Abstract
Glioblastoma cells release extracellular vesicles (EVs), sometimes referred to as microvesicles and exosomes, to transfer immune modulating molecules to immune cells, resulting in an immune privileged microenvironment. Here we discuss the potential EV-mediated mechanisms underlying glioma immune modulation, as well as the technical difficulties in studying these interactions.
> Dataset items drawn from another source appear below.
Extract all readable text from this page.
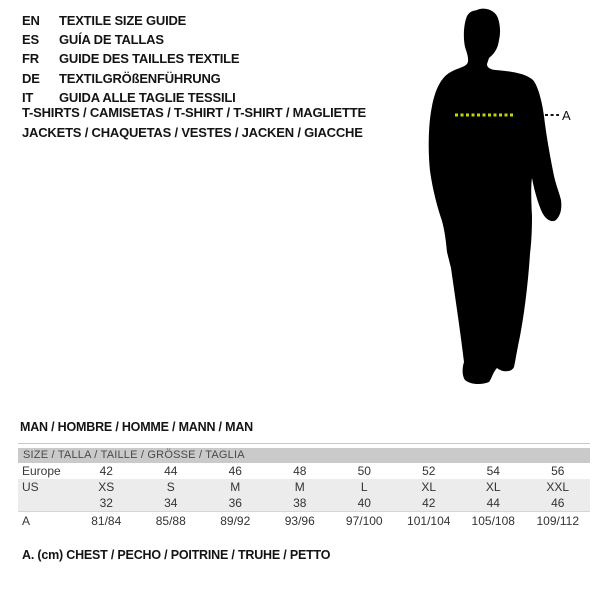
EN	TEXTILE SIZE GUIDE
ES	GUÍA DE TALLAS
FR	GUIDE DES TAILLES TEXTILE
DE	TEXTILGRÖßENFÜHRUNG
IT	GUIDA ALLE TAGLIE TESSILI
T-SHIRTS / CAMISETAS / T-SHIRT / T-SHIRT / MAGLIETTE
JACKETS / CHAQUETAS / VESTES / JACKEN / GIACCHE
A
MAN / HOMBRE / HOMME / MANN / MAN
SIZE / TALLA / TAILLE / GRÖSSE / TAGLIA
Europe	42	44	46	48	50	52	54	56
US	XS	S	M	M	L	XL	XL	XXL
	32	34	36	38	40	42	44	46
A	81/84	85/88	89/92	93/96	97/100	101/104	105/108	109/112
A. (cm) CHEST / PECHO / POITRINE / TRUHE / PETTO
Glioblastomas are the most common and lethal intracranial primary malignancies in adults. They are heterogeneous tumors with tumor cells and nonmalignant stromal cells [1]. The stromal population consists of resident brain glial cells, including oligodendrocytes, astrocytes, ependymal cells, and microglia; and infiltrating immune cells, such as myeloid-derived monocytes/macrophages and lymphocytes [1]. Together, the stromal and malignant cells form a microenvironment that in general enables the tumor cells to proliferate and infiltrate [1]. Within this microenvironment, cells communicate through secretion of cytokines and other (soluble) proteins, direct cell–cell contact through gap junctions or nanotubes, and extracellular vesicles (EVs) [1]. EVs is the collective term for nanosized and microsized (~50–10 000 nm) membrane-enclosed vesicles that are released by all cell types [2]. As different cellular pathways can result in the release of EVs, different terminology (e.g., exosomes, microvesicles, ectosomes) has been used for the potential subpopulations of EVs (Figure 1) [2,3]. However, since clear markers for these subpopulations are lacking, current consensus is to use the umbrella term ‘EVs’ [3]. EVs have a similar membrane topology as their cells of origin, and thus (mutant) extracellular domains of transmembrane proteins can be present on the surface of EVs. Simultaneously, donor cell cytosolic components, such as (mutant) proteins, m(i)RNA, and DNA molecules, are contained as cargo inside EVs and can be transferred from donor to recipient cells. This transfer of receptor and/or cargo molecules can induce intracellular signaling in EV recipient cells [4]. During the past 50 years these concepts have been gradually laid bare, starting with the identification of vesicle-like structures around mammalian cells, to the functional intercellular transfer of mRNAs in 2007 [2]. In different types of tumors, including gliomas, EVs transfer oncogenic messages between malignant cells that enhance their migratory capacities and proliferation, and dampen immunological responses [2]. This forum article first focuses on the role of glioma-derived EVs in the establishment of an immune privileged microenvironment, and then discusses technical challenges and future prospects for this field of research.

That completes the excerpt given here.